Thursday, April 17, 2014

Taking a Step Back.

Sometimes, my head gets so full of the things I'm working on, wanting to work on, thinking about working on, where I'm going, who I haven't seen or heard from, who I have, what's on the to do list, what's going on the to do list next... that I forget we are in a moment now and I can accept where I am in this moment.
 
I was raised to always be in forward motion. There's always a way I can be better, stronger, smarter, I should have new challenges every day, I should not accept failure, I should reach for the stars, and I should take a running start to the next one when I make it. And honestly, I live this way the best I can. But sometimes, it is exhausting.
 
I take the views my family has placed on my life very literally, and it makes me look judgmental and too serious and almost stuck-up. I don't try to be, and if you witnessed my family dynamic you would probably laugh pretty hard about why I take these views so seriously, I just always have. I'm a rule follower and in my house college was not an option for me, education was the single most important thing I could ever do for myself.
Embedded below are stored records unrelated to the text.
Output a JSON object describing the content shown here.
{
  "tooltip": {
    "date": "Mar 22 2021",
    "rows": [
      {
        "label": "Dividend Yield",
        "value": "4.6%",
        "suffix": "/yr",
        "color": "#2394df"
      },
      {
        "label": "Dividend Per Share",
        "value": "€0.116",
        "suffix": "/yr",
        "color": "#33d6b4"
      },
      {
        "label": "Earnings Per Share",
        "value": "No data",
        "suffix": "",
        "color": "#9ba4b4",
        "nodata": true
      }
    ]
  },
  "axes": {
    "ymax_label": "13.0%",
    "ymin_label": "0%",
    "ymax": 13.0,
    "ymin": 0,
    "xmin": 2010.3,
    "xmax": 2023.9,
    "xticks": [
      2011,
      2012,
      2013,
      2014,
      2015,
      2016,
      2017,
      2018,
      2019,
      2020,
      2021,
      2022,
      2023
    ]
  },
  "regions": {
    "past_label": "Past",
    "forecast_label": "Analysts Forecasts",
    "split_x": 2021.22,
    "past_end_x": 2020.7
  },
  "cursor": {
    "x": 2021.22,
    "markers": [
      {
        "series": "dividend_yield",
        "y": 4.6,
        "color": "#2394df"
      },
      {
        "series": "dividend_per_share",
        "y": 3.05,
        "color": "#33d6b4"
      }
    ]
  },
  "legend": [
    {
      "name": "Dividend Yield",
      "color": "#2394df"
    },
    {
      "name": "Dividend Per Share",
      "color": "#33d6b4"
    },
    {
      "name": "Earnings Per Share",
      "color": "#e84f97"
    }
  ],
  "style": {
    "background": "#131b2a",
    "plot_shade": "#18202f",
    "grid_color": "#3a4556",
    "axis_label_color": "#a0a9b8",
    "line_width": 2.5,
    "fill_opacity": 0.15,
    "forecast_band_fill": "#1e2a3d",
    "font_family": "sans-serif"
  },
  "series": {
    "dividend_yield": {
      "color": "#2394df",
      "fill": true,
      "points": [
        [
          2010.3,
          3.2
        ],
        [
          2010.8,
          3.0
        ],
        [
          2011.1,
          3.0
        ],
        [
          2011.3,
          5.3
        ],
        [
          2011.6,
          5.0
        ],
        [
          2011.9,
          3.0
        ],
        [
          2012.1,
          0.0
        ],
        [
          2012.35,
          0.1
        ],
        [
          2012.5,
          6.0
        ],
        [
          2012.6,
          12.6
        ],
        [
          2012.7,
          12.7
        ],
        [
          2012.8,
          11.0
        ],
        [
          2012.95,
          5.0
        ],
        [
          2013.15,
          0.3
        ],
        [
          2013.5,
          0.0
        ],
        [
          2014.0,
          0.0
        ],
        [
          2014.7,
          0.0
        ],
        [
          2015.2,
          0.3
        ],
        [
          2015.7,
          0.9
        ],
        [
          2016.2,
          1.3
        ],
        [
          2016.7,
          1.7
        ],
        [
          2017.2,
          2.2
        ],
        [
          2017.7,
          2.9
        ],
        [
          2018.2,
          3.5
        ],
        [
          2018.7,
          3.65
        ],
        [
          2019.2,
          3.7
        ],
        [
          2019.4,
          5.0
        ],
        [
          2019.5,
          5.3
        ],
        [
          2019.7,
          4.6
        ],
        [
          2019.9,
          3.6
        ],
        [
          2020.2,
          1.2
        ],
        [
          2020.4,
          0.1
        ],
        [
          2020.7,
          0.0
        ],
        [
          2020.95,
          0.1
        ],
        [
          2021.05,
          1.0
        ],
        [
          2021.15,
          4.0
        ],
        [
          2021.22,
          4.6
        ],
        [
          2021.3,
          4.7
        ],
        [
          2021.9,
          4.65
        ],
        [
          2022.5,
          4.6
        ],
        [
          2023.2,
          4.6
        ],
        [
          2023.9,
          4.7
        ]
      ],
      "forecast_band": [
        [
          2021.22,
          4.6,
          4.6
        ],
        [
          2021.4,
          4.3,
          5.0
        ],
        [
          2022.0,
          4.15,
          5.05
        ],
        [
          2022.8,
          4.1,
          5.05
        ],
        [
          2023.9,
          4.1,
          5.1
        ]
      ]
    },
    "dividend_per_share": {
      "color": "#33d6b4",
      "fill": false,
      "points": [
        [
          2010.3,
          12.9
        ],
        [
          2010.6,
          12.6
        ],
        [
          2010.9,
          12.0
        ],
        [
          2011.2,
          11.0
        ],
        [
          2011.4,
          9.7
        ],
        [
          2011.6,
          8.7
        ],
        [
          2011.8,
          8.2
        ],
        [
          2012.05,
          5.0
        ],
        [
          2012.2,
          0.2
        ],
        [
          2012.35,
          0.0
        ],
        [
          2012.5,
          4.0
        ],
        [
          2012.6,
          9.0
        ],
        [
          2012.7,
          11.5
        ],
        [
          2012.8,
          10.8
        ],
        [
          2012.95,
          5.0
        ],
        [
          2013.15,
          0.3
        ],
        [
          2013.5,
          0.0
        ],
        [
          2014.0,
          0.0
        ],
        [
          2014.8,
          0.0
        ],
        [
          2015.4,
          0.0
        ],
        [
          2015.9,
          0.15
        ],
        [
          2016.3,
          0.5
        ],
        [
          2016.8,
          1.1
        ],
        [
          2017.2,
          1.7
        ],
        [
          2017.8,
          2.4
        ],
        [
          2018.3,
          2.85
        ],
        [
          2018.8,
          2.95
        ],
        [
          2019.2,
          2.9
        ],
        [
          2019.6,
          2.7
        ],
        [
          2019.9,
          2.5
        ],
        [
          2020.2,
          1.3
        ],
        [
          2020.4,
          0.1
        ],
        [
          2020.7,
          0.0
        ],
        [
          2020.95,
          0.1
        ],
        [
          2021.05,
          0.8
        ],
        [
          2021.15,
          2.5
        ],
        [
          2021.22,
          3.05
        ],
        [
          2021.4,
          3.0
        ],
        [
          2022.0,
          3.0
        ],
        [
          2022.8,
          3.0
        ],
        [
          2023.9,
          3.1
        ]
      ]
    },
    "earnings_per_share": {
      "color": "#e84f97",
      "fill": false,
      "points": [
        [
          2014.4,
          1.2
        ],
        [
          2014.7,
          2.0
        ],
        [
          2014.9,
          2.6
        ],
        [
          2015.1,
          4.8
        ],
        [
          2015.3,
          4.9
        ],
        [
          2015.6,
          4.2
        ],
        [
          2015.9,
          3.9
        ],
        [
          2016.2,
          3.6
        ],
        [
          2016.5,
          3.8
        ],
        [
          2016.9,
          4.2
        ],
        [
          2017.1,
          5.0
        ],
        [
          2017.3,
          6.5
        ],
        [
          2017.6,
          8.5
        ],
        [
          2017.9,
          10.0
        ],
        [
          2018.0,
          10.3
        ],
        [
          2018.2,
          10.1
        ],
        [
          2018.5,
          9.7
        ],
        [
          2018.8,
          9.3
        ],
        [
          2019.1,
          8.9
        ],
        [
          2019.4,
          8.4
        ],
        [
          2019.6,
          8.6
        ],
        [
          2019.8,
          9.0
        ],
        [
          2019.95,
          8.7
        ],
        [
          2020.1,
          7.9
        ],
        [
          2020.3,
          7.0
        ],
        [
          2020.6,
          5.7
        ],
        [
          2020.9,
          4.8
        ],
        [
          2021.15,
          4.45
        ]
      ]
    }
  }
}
Knowing God was the key to living a fulfilled life, knowing my way around a kitchen was in my blood, helping anyone and everyone who needs it in anyway that I can was where the good in the world is held. They're not bad values, but in my literal mind, they are law. My grandmothers always have interesting things to say about only having one life... why waste any day, why put bad into your body, why not always give it %110... there are so many more but you get the point. Always do your best, always be working on something, and don't participate in activities you know could be harmful to your body/ self/ career/ etc. If anyone ever wonders why I was an adult in that way long before I ever entered middle school, its because of these views. And when my forward motion gets snagged (like when it takes me 6 1/2 years to gradate with my undergrad) I absolutely panic. I can feel the judgment pouring through the silence and it kills me because I always want to do what's right and my best.
 
When I accepted a job offer last week, I felt like the judgment might be coming. First, I'm actually going in reverse... I'm going back to the first place I worked in Charlotte. Second, I didn't get the job I applied for, they gave it to someone more qualified. But they hired me. I don't have a job title, job description, or any idea what I will be doing but I'm hired. And the fact that I'm basically about to have a position created for me has me bouncing off the walls with excitement. I can't leave the restaurant yet, but I know this will be a good start to something great. But I was nervous to tell my family. Luckily, other then a little bit of skepticism, everyone was just as excited as I was, which was a huge relief. But now my wheels have been turning nonstop for a week or more and I need to relax.
 
I was working on all the life-signing-away that always happens when you get new anything, and I couldn't stop thinking about the next step. What?! Seriously Amy, get through your first week. Or your first day how bout? Before you start moving up the totem pole.
 
So my step back is to enjoy these first couple of weeks. I will have some freedoms I have never had for as long as I've worked in the restaurant world: weekends to myself (for the most part). I will also, for the first time in a long time, be receiving a paycheck: direct deposit. This is going to be a huge transition for me. I will still have Thursday nights for myself and Saturday mornings to race and volunteer. And I'm keeping 4 dinners a week at the restaurant. So I'll be working about 60 hours a week, I'm going to have more freedom then I have in ages, I'm going back to a company I love where there will be lots of opportunity for me to grow and become who I want to be, and I will have an awesome team by my side (that's not just speculation, I've worked with these people) and I may even be able to sneak away for a trip home sooner rather then later. So for this first month (I start Monday), I will not be constantly thinking about tomorrow and what's next, but today and today's current project. Life is wonderful in this moment and I've worked really hard for it and now I need to just enjoy it.